Vous avez demandé pourquoi j’ai quitté le NSSP. C’est une longue histoire mais je vais essayer d’y répondre brièvement. Plusieurs questions théoriques cruciales se posaient au sein de la NSSP. La scission était due à des différences politiques ; aucun des griefs personnels n’était pertinent.

  • Un débat a eu lieu au sein du parti sur la nature de classe du Sri Lanka Mahajana Party (SLMP), qui a été créé en 1984 sous la direction de Vijaya Kumaratunga. Les dirigeants du NSSP, dont Vikramabahu, Vasudeva, Neil Wijethilaka et Linus Jayathilaka, étaient d’avis que le parti de Vijaya était un parti de la classe ouvrière. Selon eux, le SLMP avait une base ouvrière plus importante que celle du LSSP en 1964 sous la direction de « NM » (Pereira). En conséquence, la direction du NSSP a défini le SLMP de Vijaya Kumaratunga comme le principal parti ouvrier du Sri Lanka.

Les camarades KW Jayatilleke, Satyapala, Quintus Liyanage, qui étaient membres du comité central du NSSP, ainsi que moi-même, avons rejeté cette idée comme étant purement anti-marxiste et empirique. Notre idée était que le SLMP était un parti radical, militant et petit-bourgeois.

  • La question suivante était celle de la nature de l’État indien. Les dirigeants du NSSP, dont Vikramabahu, étaient d’avis que les dirigeants indiens, dont Indira Gandhi, étaient plus progressistes que JR Jayawardena, en grande partie parce qu’ils étaient des politiciens plus laïques.

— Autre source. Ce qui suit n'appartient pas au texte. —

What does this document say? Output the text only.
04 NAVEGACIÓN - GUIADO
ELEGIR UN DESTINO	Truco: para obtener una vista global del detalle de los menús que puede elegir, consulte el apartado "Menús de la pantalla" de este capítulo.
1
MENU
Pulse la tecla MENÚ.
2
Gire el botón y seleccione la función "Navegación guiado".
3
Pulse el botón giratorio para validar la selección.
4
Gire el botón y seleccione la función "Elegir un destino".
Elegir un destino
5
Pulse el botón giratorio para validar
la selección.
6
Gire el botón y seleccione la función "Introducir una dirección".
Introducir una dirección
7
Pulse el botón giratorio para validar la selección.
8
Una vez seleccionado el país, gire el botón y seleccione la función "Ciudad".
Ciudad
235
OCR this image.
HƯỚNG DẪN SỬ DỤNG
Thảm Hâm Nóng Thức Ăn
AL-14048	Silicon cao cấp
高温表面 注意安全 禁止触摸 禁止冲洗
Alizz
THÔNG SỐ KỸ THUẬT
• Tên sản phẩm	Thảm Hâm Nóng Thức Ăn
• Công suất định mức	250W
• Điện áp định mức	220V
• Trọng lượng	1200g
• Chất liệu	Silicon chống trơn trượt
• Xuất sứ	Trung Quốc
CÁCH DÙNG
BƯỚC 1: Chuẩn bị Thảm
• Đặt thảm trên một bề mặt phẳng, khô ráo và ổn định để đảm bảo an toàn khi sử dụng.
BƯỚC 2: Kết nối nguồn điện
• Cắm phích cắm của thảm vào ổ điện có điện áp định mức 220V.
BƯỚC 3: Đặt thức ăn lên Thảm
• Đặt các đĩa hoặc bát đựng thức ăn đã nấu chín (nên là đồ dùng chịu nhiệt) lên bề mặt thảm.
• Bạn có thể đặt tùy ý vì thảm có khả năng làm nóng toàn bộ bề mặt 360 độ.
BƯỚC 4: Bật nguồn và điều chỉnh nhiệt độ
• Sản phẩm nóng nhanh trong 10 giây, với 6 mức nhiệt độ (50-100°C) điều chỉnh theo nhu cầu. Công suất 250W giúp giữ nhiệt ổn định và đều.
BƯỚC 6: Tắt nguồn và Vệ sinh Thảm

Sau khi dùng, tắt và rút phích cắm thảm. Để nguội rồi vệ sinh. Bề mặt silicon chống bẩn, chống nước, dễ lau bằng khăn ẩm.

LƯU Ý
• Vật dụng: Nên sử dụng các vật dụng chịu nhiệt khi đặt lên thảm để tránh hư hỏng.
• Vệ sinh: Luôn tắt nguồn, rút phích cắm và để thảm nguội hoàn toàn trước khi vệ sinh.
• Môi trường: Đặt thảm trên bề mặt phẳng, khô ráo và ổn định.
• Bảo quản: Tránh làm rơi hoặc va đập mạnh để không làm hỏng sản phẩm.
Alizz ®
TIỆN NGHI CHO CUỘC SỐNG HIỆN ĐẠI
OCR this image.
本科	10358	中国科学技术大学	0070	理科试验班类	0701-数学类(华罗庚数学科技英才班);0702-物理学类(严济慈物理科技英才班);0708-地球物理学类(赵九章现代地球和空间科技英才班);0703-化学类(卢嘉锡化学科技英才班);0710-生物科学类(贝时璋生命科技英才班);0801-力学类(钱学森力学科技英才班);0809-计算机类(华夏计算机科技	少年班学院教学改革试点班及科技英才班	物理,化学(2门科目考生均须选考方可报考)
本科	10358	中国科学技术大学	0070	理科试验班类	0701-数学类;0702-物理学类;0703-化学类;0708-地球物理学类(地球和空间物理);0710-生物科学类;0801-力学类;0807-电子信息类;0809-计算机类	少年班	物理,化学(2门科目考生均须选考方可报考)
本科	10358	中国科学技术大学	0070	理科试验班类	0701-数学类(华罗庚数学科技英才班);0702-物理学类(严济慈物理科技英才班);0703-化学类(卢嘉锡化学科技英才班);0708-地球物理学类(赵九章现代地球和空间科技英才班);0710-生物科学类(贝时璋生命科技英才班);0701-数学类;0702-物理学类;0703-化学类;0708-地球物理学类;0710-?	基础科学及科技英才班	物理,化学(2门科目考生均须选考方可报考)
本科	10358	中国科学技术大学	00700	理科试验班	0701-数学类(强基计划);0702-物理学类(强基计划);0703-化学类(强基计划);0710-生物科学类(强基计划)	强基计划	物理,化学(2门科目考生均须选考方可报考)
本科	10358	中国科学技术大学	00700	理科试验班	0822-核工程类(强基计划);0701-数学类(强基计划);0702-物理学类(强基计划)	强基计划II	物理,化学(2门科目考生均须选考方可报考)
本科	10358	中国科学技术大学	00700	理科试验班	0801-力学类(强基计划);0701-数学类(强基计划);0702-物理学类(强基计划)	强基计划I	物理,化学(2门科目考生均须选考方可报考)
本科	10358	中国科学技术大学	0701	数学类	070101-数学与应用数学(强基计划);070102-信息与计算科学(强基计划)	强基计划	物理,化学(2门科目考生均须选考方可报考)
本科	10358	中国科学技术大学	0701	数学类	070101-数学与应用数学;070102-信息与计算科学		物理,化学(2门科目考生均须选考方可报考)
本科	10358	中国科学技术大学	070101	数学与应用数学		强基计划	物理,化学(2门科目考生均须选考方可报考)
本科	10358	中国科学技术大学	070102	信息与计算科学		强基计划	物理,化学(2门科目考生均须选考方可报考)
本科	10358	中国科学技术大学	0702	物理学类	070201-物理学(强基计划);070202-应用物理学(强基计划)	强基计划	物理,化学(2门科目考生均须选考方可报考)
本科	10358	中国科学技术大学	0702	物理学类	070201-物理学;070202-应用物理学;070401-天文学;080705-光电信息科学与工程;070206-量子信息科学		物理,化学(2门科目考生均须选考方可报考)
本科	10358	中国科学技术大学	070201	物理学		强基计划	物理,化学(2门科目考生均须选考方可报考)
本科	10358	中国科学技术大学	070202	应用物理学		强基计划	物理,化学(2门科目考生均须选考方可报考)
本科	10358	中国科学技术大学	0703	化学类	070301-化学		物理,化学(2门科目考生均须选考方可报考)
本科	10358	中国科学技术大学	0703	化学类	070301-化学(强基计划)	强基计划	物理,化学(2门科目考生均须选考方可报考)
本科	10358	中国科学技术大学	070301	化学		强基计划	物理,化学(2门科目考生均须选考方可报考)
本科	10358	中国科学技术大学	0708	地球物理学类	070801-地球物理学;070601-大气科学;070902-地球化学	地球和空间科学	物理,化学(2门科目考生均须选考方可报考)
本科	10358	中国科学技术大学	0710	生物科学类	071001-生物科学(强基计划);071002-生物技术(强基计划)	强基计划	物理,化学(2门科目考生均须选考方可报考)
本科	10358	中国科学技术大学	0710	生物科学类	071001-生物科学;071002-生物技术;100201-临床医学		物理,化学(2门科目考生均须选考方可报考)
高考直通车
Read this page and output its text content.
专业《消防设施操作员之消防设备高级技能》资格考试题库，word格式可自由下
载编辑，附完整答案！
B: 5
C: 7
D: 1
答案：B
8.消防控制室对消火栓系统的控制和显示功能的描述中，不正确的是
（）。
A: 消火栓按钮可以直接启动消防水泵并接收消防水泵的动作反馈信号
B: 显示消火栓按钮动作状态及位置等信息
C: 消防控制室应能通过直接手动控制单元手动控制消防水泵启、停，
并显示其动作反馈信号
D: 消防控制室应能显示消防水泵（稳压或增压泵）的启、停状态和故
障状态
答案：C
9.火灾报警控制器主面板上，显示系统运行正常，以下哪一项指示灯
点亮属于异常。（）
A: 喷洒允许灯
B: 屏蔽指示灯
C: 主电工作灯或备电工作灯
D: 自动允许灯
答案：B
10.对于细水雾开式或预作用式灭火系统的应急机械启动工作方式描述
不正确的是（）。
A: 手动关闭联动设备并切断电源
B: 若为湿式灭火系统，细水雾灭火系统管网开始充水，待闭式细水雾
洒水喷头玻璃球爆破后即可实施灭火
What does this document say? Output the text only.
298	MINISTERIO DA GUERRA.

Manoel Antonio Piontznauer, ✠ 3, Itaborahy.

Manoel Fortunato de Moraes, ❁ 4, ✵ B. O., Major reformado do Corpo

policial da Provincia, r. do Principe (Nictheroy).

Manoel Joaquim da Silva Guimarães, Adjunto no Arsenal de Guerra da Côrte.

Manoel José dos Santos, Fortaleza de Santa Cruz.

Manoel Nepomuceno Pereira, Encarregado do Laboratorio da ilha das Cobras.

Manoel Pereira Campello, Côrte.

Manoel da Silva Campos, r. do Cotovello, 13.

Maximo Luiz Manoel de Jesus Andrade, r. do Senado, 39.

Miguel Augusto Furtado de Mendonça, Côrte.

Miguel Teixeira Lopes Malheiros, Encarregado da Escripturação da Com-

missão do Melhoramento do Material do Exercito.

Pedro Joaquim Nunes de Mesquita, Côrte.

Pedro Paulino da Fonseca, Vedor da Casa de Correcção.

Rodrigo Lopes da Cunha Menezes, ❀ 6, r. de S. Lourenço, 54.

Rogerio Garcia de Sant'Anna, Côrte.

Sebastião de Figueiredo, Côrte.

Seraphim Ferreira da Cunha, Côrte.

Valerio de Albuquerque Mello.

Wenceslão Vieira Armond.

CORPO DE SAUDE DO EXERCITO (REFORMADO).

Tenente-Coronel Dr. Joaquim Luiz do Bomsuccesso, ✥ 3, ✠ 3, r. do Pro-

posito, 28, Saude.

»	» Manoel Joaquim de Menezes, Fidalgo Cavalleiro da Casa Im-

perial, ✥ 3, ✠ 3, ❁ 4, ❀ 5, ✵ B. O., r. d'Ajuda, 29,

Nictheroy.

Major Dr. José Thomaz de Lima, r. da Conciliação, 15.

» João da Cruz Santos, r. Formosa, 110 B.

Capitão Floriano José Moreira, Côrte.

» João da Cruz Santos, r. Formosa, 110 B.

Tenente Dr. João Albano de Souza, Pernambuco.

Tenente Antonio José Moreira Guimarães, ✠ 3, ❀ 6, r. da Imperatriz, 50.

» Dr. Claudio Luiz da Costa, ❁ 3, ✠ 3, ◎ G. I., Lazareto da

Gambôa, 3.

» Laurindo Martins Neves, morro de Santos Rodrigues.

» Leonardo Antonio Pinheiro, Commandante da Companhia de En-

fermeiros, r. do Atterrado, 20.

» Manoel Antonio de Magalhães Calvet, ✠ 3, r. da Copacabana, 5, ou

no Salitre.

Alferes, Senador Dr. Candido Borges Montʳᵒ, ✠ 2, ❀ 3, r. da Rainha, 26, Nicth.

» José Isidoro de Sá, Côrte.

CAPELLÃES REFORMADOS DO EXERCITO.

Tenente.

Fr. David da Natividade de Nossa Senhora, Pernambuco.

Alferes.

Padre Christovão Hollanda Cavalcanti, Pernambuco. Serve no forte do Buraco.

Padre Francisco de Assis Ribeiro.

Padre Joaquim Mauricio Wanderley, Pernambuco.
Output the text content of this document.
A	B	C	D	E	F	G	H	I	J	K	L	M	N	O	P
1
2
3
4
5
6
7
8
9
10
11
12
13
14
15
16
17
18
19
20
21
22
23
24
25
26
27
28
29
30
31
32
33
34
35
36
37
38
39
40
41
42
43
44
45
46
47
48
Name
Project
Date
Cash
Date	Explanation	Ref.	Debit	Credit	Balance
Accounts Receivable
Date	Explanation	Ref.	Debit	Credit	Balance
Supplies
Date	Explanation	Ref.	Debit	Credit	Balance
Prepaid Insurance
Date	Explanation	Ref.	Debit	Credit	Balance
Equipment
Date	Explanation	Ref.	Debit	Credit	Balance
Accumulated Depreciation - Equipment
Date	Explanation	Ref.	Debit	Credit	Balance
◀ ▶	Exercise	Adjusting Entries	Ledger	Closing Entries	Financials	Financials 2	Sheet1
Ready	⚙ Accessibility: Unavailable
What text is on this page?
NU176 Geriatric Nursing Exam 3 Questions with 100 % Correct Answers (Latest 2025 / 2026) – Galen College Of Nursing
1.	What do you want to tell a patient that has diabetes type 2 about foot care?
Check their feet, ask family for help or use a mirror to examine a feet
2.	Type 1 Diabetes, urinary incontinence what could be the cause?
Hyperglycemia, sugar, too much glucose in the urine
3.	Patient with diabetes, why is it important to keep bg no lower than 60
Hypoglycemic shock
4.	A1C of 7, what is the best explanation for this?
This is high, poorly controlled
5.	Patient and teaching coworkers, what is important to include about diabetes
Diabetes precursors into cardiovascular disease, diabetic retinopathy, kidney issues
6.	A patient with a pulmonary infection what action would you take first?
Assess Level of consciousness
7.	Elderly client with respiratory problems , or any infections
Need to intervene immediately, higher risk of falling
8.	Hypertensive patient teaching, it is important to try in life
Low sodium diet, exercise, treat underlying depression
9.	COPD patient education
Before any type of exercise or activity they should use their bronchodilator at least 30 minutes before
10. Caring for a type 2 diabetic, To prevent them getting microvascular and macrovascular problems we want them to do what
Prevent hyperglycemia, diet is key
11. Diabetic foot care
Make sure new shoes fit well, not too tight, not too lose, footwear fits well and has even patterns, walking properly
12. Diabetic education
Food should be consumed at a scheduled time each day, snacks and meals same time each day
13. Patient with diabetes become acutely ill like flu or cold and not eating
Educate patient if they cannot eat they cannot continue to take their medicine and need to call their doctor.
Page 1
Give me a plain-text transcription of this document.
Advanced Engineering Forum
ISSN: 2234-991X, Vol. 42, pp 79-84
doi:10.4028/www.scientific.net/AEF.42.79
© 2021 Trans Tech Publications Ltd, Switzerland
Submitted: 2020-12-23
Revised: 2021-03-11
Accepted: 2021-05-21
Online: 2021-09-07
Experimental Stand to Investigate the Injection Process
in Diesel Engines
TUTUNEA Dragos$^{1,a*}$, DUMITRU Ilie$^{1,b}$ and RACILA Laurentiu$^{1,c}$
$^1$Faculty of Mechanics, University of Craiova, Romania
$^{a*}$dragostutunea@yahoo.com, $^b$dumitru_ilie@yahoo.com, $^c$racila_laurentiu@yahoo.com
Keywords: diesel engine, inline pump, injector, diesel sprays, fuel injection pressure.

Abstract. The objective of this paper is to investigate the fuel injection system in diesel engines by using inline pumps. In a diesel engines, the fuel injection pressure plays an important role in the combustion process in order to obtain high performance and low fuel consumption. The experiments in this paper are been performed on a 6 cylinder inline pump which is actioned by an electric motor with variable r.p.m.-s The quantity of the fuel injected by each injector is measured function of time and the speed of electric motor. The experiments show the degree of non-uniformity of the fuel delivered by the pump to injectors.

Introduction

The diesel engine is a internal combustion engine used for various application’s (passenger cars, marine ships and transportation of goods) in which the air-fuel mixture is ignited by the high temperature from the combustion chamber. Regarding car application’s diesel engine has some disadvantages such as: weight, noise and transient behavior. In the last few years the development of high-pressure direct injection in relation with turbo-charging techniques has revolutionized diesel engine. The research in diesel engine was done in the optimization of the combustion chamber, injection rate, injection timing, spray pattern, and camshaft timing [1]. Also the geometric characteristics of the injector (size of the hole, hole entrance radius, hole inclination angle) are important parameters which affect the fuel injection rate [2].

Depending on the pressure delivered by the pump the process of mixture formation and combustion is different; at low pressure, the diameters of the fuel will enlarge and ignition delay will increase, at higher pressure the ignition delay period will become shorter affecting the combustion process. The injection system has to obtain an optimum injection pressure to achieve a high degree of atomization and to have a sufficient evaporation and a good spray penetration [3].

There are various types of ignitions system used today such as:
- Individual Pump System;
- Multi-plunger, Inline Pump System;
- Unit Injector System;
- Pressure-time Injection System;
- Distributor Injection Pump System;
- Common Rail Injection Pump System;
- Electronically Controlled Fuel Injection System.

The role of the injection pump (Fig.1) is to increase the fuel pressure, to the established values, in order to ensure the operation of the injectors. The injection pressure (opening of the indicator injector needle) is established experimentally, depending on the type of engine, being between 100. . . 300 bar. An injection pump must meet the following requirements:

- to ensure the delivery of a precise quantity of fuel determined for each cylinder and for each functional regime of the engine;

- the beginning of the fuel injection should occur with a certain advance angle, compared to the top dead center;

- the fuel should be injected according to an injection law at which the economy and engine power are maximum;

Nous avons rejeté cette idée et notre opinion était que l’Inde était un État ayant des intérêts impérialistes dans la région de l’Asie du Sud. En conséquence, nous avons souligné que les dirigeants indiens n’avaient aucun caractère progressiste. C’est ainsi qu’un long débat s’est ouvert au sein du parti sur la nature de l’impérialisme aujourd’hui.

  • Suite à l’Accord indo-lankais de 1987, signé entre Rajiv Gandhi et JR Jayawardena, la Force indienne de maintien de la paix a été envoyée au Sri Lanka. Vikramabahu, Vasudeva, Linus et Neil étaient d’avis que l’accord indo-lankais comportait d’autres éléments acceptables et positifs. Non seulement cela, mais le NSSP a signé un document commun avec les autres partis du Front socialiste qui déclarait : « Nous acceptons cet accord indo-lankais. Nous le soutenons. Nous ferons tout ce qui est en notre pouvoir pour qu’il fonctionne correctement. »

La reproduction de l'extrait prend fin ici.